If Baker had a rough week, his pal down the street, Boston Mayor Marty Walsh, had a lot more to be happy about. The turnout in Boston for Hillary Clinton, with Walsh’s support, helped propel her to a narrow victory over Vermont Sen. Bernie Sanders, handing her a win that was significant, if not for the delegates, then the narrative that she can perform among progressives who sent Elizabeth Warren to the U.S. Senate.

The Massachusetts Democratic Party was also celebrating a sweep at the polls where Fitchburg City Councilor Stephan Hay and former state Rep. Thomas Walsh of Peabody won special elections for open House seats even though Baker and the conservative Massachusetts Fiscal Alliance poured time and money into both races.

By holding the seat in Fitchburg, winning an uncontested seat in Brockton, and reclaiming a North Shore district that had been held by Republican Leah Cole for two terms before she quit last year, Democrats went three-for-three in the face of strong Trump headwinds that, according to Secretary of State William Galvin, blew 20,000 Democrats out of the party this year.

When DeLeo wasn’t playing pundit, the speaker signaled his desire this session to advance legislation that would limit the use of non-compete agreements, speaking to the Greater Boston Chamber of Commerce. It’s a touchy topic in the high-tech world, where DeLeo is trying to strike a balance between overly restricting the flow of talent across the sector and allowing business to protect their investments in talent development.

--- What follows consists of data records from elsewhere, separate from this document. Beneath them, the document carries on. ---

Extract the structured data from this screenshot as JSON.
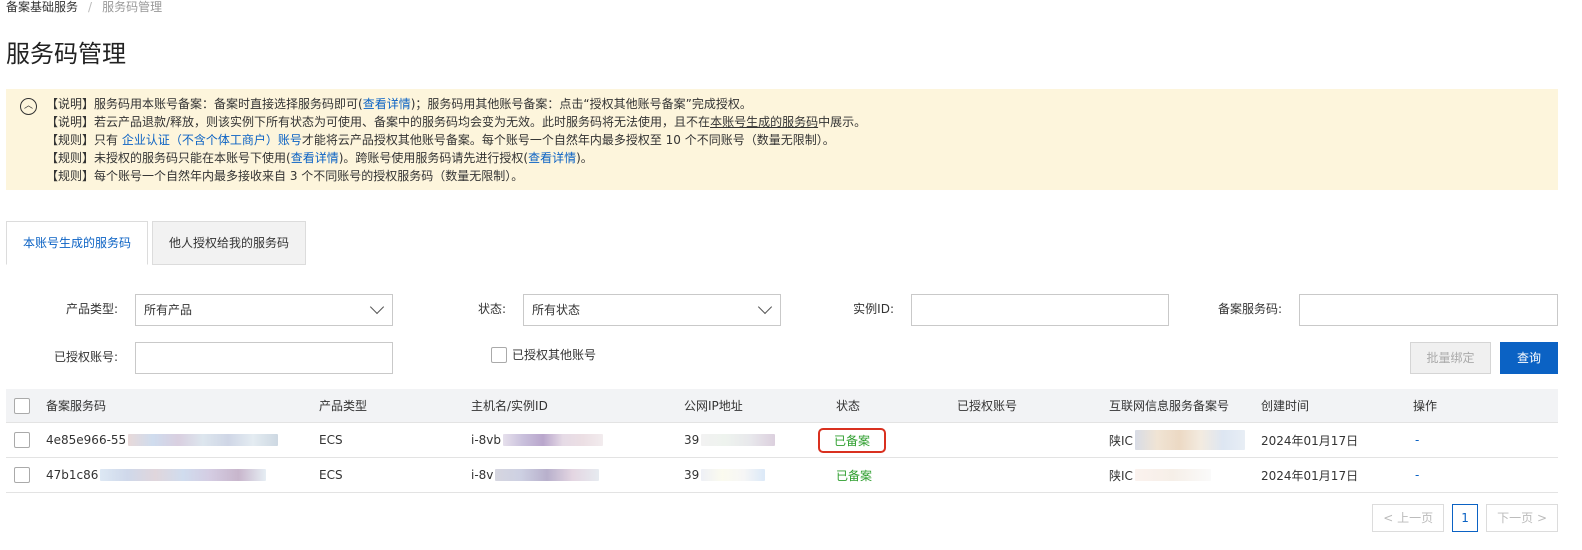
{
  "breadcrumb": {
    "parent": "备案基础服务",
    "sep": "/",
    "current": "服务码管理"
  },
  "page_title": "服务码管理",
  "notice": {
    "toggle_icon": "collapse-up-icon",
    "line1_a": "【说明】服务码用本账号备案：备案时直接选择服务码即可(",
    "line1_link": "查看详情",
    "line1_b": ")；服务码用其他账号备案：点击“授权其他账号备案”完成授权。",
    "line2_a": "【说明】若云产品退款/释放，则该实例下所有状态为可使用、备案中的服务码均会变为无效。此时服务码将无法使用，且不在",
    "line2_underline": "本账号生成的服务码",
    "line2_b": "中展示。",
    "line3_a": "【规则】只有 ",
    "line3_link": "企业认证（不含个体工商户）账号",
    "line3_b": "才能将云产品授权其他账号备案。每个账号一个自然年内最多授权至 10 个不同账号（数量无限制）。",
    "line4_a": "【规则】未授权的服务码只能在本账号下使用(",
    "line4_link1": "查看详情",
    "line4_b": ")。跨账号使用服务码请先进行授权(",
    "line4_link2": "查看详情",
    "line4_c": ")。",
    "line5": "【规则】每个账号一个自然年内最多接收来自 3 个不同账号的授权服务码（数量无限制）。"
  },
  "tabs": [
    {
      "label": "本账号生成的服务码",
      "active": true
    },
    {
      "label": "他人授权给我的服务码",
      "active": false
    }
  ],
  "filters": {
    "product_type_label": "产品类型:",
    "product_type_value": "所有产品",
    "status_label": "状态:",
    "status_value": "所有状态",
    "instance_id_label": "实例ID:",
    "instance_id_value": "",
    "service_code_label": "备案服务码:",
    "service_code_value": "",
    "authorized_account_label": "已授权账号:",
    "authorized_account_value": "",
    "authorized_others_label": "已授权其他账号",
    "batch_bind_label": "批量绑定",
    "query_label": "查询"
  },
  "table": {
    "headers": [
      "备案服务码",
      "产品类型",
      "主机名/实例ID",
      "公网IP地址",
      "状态",
      "已授权账号",
      "互联网信息服务备案号",
      "创建时间",
      "操作"
    ],
    "rows": [
      {
        "code": "4e85e966-55",
        "product": "ECS",
        "instance": "i-8vb",
        "ip": "39",
        "status": "已备案",
        "authorized": "",
        "icp": "陕IC",
        "created": "2024年01月17日",
        "action": "-"
      },
      {
        "code": "47b1c86",
        "product": "ECS",
        "instance": "i-8v",
        "ip": "39",
        "status": "已备案",
        "authorized": "",
        "icp": "陕IC",
        "created": "2024年01月17日",
        "action": "-"
      }
    ]
  },
  "pagination": {
    "prev": "上一页",
    "page": "1",
    "next": "下一页"
  },
  "colors": {
    "accent": "#0b62c4",
    "notice_bg": "#fdf5dc",
    "status_green": "#2e9e2e",
    "highlight_red": "#d9301f"
  }
}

In the same speech, DeLeo made his clearest statement yet on the direction he wants to take with regard to energy resources, committing to a competitive procurement process for not just hydropower, but offshore wind-driven generators as well.

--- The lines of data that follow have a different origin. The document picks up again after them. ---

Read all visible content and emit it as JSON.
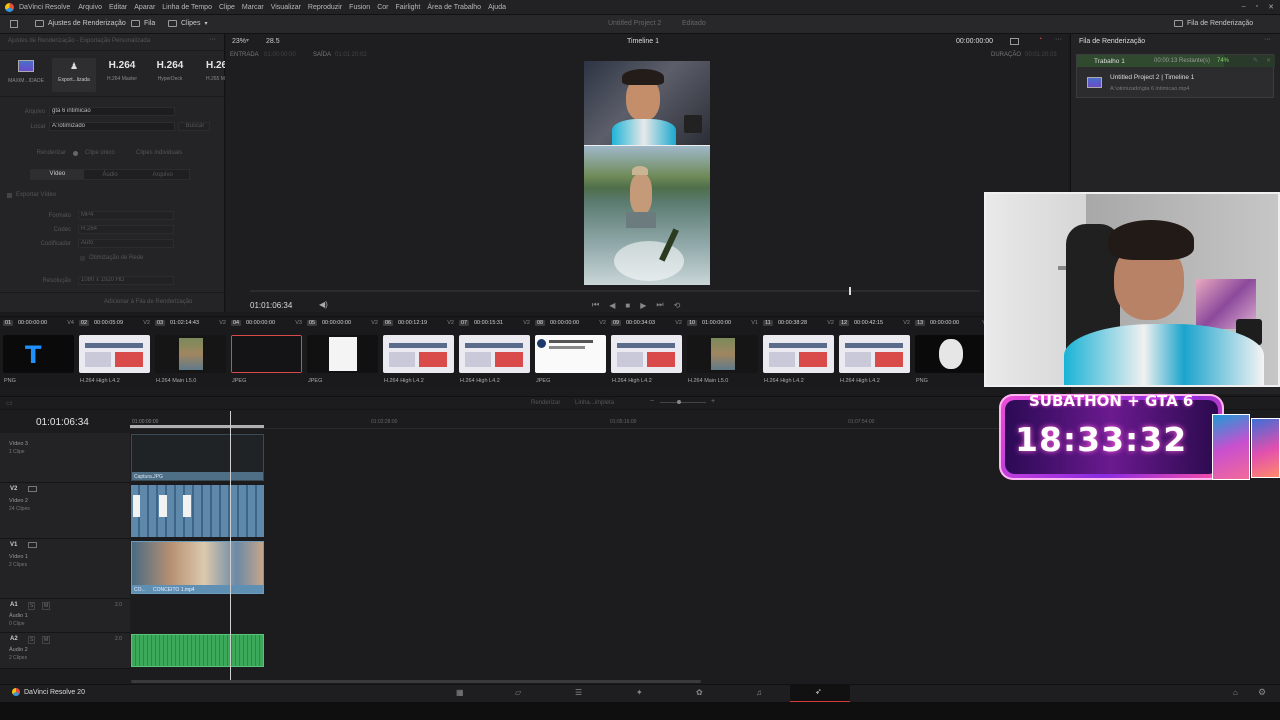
{
  "menubar": {
    "app_name": "DaVinci Resolve",
    "items": [
      "Arquivo",
      "Editar",
      "Aparar",
      "Linha de Tempo",
      "Clipe",
      "Marcar",
      "Visualizar",
      "Reproduzir",
      "Fusion",
      "Cor",
      "Fairlight",
      "Área de Trabalho",
      "Ajuda"
    ]
  },
  "toolbar": {
    "render_settings": "Ajustes de Renderização",
    "queue_toggle": "Fila",
    "clips_toggle": "Clipes",
    "project_title": "Untitled Project 2",
    "project_status": "Editado",
    "render_queue_btn": "Fila de Renderização"
  },
  "render_settings": {
    "header": "Ajustes de Renderização - Exportação Personalizada",
    "presets": [
      {
        "label": "MAXIM...IDADE",
        "title": "",
        "icon": "monitor-icon"
      },
      {
        "label": "Export...lizada",
        "title": "",
        "icon": "custom-export-icon"
      },
      {
        "label": "H.264 Master",
        "title": "H.264",
        "icon": ""
      },
      {
        "label": "HyperDeck",
        "title": "H.264",
        "icon": ""
      },
      {
        "label": "H.265 M",
        "title": "H.26",
        "icon": ""
      }
    ],
    "filename_label": "Arquivo",
    "filename_value": "gta 6 intimicao",
    "location_label": "Local",
    "location_value": "A:\\otimizado",
    "browse_btn": "Buscar",
    "render_label": "Renderizar",
    "single_clip": "Clipe único",
    "individual_clips": "Clipes individuais",
    "tabs": [
      "Vídeo",
      "Áudio",
      "Arquivo"
    ],
    "export_video": "Exportar Vídeo",
    "format_label": "Formato",
    "format_value": "MP4",
    "codec_label": "Codec",
    "codec_value": "H.264",
    "encoder_label": "Codificador",
    "encoder_value": "Auto",
    "network_opt": "Otimização de Rede",
    "resolution_label": "Resolução",
    "resolution_value": "1080 x 1920 HD",
    "add_queue_btn": "Adicionar à Fila de Renderização"
  },
  "viewer": {
    "zoom": "23%",
    "fps": "28.5",
    "timeline_name": "Timeline 1",
    "timecode_right": "00:00:00:00",
    "in_label": "ENTRADA",
    "in_value": "01:00:00:00",
    "out_label": "SAÍDA",
    "out_value": "01:01:20:02",
    "duration_label": "DURAÇÃO",
    "duration_value": "00:01:20:03",
    "current_tc": "01:01:06:34",
    "scrub_progress": 0.82
  },
  "render_queue": {
    "title": "Fila de Renderização",
    "job_name": "Trabalho 1",
    "job_remaining": "00:00:13 Restante(s)",
    "job_percent": "74%",
    "job_title": "Untitled Project 2 | Timeline 1",
    "job_path": "A:\\otimizado\\gta 6 intimicao.mp4",
    "progress": 0.74
  },
  "clips": [
    {
      "num": "01",
      "tc": "00:00:00:00",
      "track": "V4",
      "codec": "PNG",
      "kind": "t"
    },
    {
      "num": "02",
      "tc": "00:00:05:09",
      "track": "V2",
      "codec": "H.264 High L4.2",
      "kind": "web"
    },
    {
      "num": "03",
      "tc": "01:02:14:43",
      "track": "V2",
      "codec": "H.264 Main L5.0",
      "kind": "video"
    },
    {
      "num": "04",
      "tc": "00:00:00:00",
      "track": "V3",
      "codec": "JPEG",
      "kind": "dark"
    },
    {
      "num": "05",
      "tc": "00:00:00:00",
      "track": "V2",
      "codec": "JPEG",
      "kind": "doc"
    },
    {
      "num": "06",
      "tc": "00:00:12:19",
      "track": "V2",
      "codec": "H.264 High L4.2",
      "kind": "web"
    },
    {
      "num": "07",
      "tc": "00:00:15:31",
      "track": "V2",
      "codec": "H.264 High L4.2",
      "kind": "web"
    },
    {
      "num": "08",
      "tc": "00:00:00:00",
      "track": "V2",
      "codec": "JPEG",
      "kind": "tweet"
    },
    {
      "num": "09",
      "tc": "00:00:34:03",
      "track": "V2",
      "codec": "H.264 High L4.2",
      "kind": "web"
    },
    {
      "num": "10",
      "tc": "01:00:00:00",
      "track": "V1",
      "codec": "H.264 Main L5.0",
      "kind": "video"
    },
    {
      "num": "11",
      "tc": "00:00:38:28",
      "track": "V2",
      "codec": "H.264 High L4.2",
      "kind": "web"
    },
    {
      "num": "12",
      "tc": "00:00:42:15",
      "track": "V2",
      "codec": "H.264 High L4.2",
      "kind": "web"
    },
    {
      "num": "13",
      "tc": "00:00:00:00",
      "track": "V",
      "codec": "PNG",
      "kind": "meme"
    }
  ],
  "timeline": {
    "timecode": "01:01:06:34",
    "ruler": [
      "01:00:00:00",
      "01:02:28:00",
      "01:05:16:00",
      "01:07:54:00"
    ],
    "mode_label": "Renderizar",
    "mode_value": "Linha...impleta",
    "tracks": [
      {
        "id": "",
        "name": "Vídeo 3",
        "count": "1 Clipe"
      },
      {
        "id": "V2",
        "name": "Vídeo 2",
        "count": "24 Clipes"
      },
      {
        "id": "V1",
        "name": "Vídeo 1",
        "count": "2 Clipes"
      },
      {
        "id": "A1",
        "name": "Áudio 1",
        "count": "0 Clipe",
        "level": "2.0"
      },
      {
        "id": "A2",
        "name": "Áudio 2",
        "count": "2 Clipes",
        "level": "2.0"
      }
    ],
    "clip_v3_name": "Captura.JPG",
    "clip_v1_a": "CO...",
    "clip_v1_b": "CONCEITO 1.mp4"
  },
  "overlay": {
    "title": "SUBATHON + GTA 6",
    "timer": "18:33:32"
  },
  "bottombar": {
    "app_name": "DaVinci Resolve 20"
  }
}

The statement was welcome news to the wind-power industry, which had gathered at the InterContinental hotel for a conference this week where House Majority Leader Ronald Mariano cautioned that price – for wind power and anything else – would be the deciding factor with lawmakers nervous about doing anything too costly to the consumer in an election year.

One consumer cost lawmakers probably won’t be able to stop is an increase in subway, bus, trolley and commuter rail fares.

Mayor Walsh, who has lots of constituents who pay for Massachusetts Bay Transportation Authority services, acknowledged this week that fares would probably have to rise, even after T administrators trimmed its projected budget deficit for fiscal 2017, in part by cancelling late-night services.